A semi-mechanistic model for estimating fat free mass in children
Hesham S Al-Sallami (1), Ailsa Goulding (2), Rachel W Taylor (2), Andrea M Grant (2), Sheila M Williams (2), Stephen B Duffull (1)
(1) School of Pharmacy, University of Otago, Dunedin, New Zealand; (2) School of Medicine, University of Otago, Dunedin, New Zealand
Objectives: Body size correlates with clearance and can be used to scale drug doses. Lean body weight (LBW) has been proposed to be a better size descriptor than other measures of weight. Mathematical models for estimating LBW (approximated by fat free mass, FFM) have been developed in adults. There are currently no models available to predict in children. The aim of this project is to develop a semi-mechanistic model to quantify FFM in paediatric patients.
Methods:
- A general model for maturation was developed for FFM using NONMEM VI. An index dataset (496 females and 515 males) containing demographic data and body composition measurements was used to estimate model parameters. Missing data were imputed.

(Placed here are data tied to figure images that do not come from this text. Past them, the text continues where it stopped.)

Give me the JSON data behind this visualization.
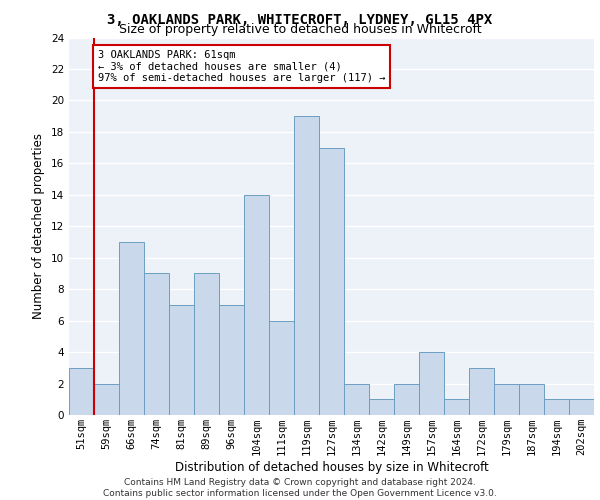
{
  "title1": "3, OAKLANDS PARK, WHITECROFT, LYDNEY, GL15 4PX",
  "title2": "Size of property relative to detached houses in Whitecroft",
  "xlabel": "Distribution of detached houses by size in Whitecroft",
  "ylabel": "Number of detached properties",
  "bar_color": "#c9d9eb",
  "bar_edge_color": "#6a9ec0",
  "categories": [
    "51sqm",
    "59sqm",
    "66sqm",
    "74sqm",
    "81sqm",
    "89sqm",
    "96sqm",
    "104sqm",
    "111sqm",
    "119sqm",
    "127sqm",
    "134sqm",
    "142sqm",
    "149sqm",
    "157sqm",
    "164sqm",
    "172sqm",
    "179sqm",
    "187sqm",
    "194sqm",
    "202sqm"
  ],
  "values": [
    3,
    2,
    11,
    9,
    7,
    9,
    7,
    14,
    6,
    19,
    17,
    2,
    1,
    2,
    4,
    1,
    3,
    2,
    2,
    1,
    1
  ],
  "ylim": [
    0,
    24
  ],
  "yticks": [
    0,
    2,
    4,
    6,
    8,
    10,
    12,
    14,
    16,
    18,
    20,
    22,
    24
  ],
  "property_line_x": 0.5,
  "annotation_text": "3 OAKLANDS PARK: 61sqm\n← 3% of detached houses are smaller (4)\n97% of semi-detached houses are larger (117) →",
  "annotation_box_color": "#ffffff",
  "annotation_box_edge_color": "#cc0000",
  "property_line_color": "#cc0000",
  "footer_line1": "Contains HM Land Registry data © Crown copyright and database right 2024.",
  "footer_line2": "Contains public sector information licensed under the Open Government Licence v3.0.",
  "background_color": "#edf2f9",
  "grid_color": "#ffffff",
  "title1_fontsize": 10,
  "title2_fontsize": 9,
  "xlabel_fontsize": 8.5,
  "ylabel_fontsize": 8.5,
  "tick_fontsize": 7.5,
  "footer_fontsize": 6.5,
  "annot_fontsize": 7.5
}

- An empirical model for FFM was developed using STATA 11.
- The predictive ability of the adult model (Janmahasatian et al, 2005) and the general maturation model were evaluated with respect to the empirical model using the mean squared error (MSE).
- A test dataset (90 females and 86 males) was used to evaluate the general maturation model.
Results:
- A semi-mechanistic sigmoid Emax maturation model was developed:
FFMchildren = FFMbaseline + AGE^GAMMA/(AGE^GAMMA + AGE50^GAMMA) x (FFMadults - FFMbaseline)
- An empirical model with 9 terms (including interactions) was developed using mixed-effect linear regression.
- Using the index dataset, the adult model had a variance of 15 kg2 whereas the maturation model had a variance of 12 kg2. The increment in MSE using the adult model in relation to the empirical model (which had a variance of 6 kg2) was 146%; the increment in MSE using the maturation model in relation to the empirical model was 99%.
- Using the test dataset, the adult model had a variance of 16.5 kg2 whereas the maturation model had a variance of 12.2 kg2. The increment in MSE using the adult model in relation to the empirical model (which had a variance of 8.5 kg2) was 94%; the increment in MSE using the maturation model in relation to the empirical model was 44%.
Conclusions: The adult model provided an unbiased descriptor of FFM in children. The general model for maturation for FFM provided a more precise estimate of FFM in children than the adult model. The loss of predictive performance was significantly less for the general model for maturation compared to the adult model for both internal and external evaluation.
References:
[1] Janmahasatian et al. Clin Pharmacokinet 2005; 44(10): 1051-1065.